Quote:
Originally Posted by JD Barleycorn
It was not the business cycle that put the speed limit at 55 mph (not really germane but I didn't like the 55 mph speed limit and the people agree with me), it was Carter...
|
Yeah, that was quite a neat trick ol' Jimmuh pulled off, wasn't it? I mean, who knew the governor of Georgia had that kind of power? (You might want to rethink the accuracy of some of your sources before citing "facts.")
But while on the subject of Carter, it's fair to point out that it was more than just an unfortunately timed business cycle that destroyed his presidency. In 1978, he managed to exacerbate the already severe inflation/weak dollar problem by appointing perhaps the worst Fed chairman in history. (Although there are many worthy aspirants to that title!)

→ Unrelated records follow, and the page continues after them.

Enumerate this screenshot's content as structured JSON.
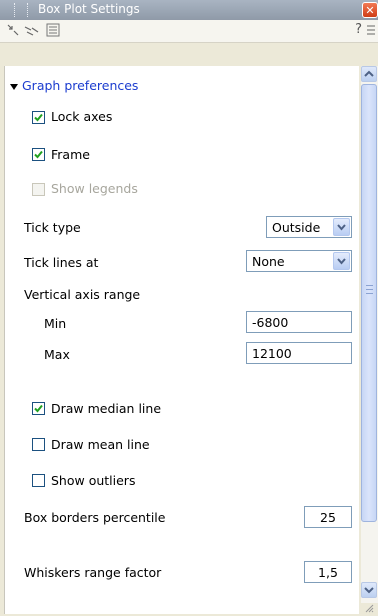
{
  "window": {
    "title": "Box Plot Settings"
  },
  "section": {
    "title": "Graph preferences"
  },
  "checkboxes": {
    "lock_axes": {
      "label": "Lock axes",
      "checked": true
    },
    "frame": {
      "label": "Frame",
      "checked": true
    },
    "show_legends": {
      "label": "Show legends",
      "checked": false,
      "disabled": true
    },
    "draw_median": {
      "label": "Draw median line",
      "checked": true
    },
    "draw_mean": {
      "label": "Draw mean line",
      "checked": false
    },
    "show_outliers": {
      "label": "Show outliers",
      "checked": false
    }
  },
  "tick_type": {
    "label": "Tick type",
    "value": "Outside"
  },
  "tick_lines": {
    "label": "Tick lines at",
    "value": "None"
  },
  "vertical_axis": {
    "label": "Vertical axis range",
    "min_label": "Min",
    "min_value": "-6800",
    "max_label": "Max",
    "max_value": "12100"
  },
  "box_borders": {
    "label": "Box borders percentile",
    "value": "25"
  },
  "whiskers": {
    "label": "Whiskers range factor",
    "value": "1,5"
  },
  "help": {
    "glyph": "?"
  },
  "colors": {
    "accent": "#1b3ccf",
    "titlebar": "#9aa5b3",
    "close": "#d9481f"
  }
}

The following year, he was prevailed upon to task Paul Volcker with doing the heavy lifting necessary to break the back of inflation. But, of course, the situation had become so serious by then that it took almost three years to slay the inflation dragon.
It has long been my view that had he made the difficult decision to combat inflation early in his term, Carter's re-election chances would have been pretty good, because by 1980 we would have been experiencing an environment of disinflation and a strengthening dollar. He could have gotten the pain out of the way during the first two years of his term, and then would likely have enjoyed the political benefits of an improving economy by 1979-80.
It should also not be forgotten that the ascendency of the Soviet Union (not to mention Iran's new theocratic regime) was abetted by our easy money/weak dollar policies, which drove a rapid run-up in oil prices during the late 1970s.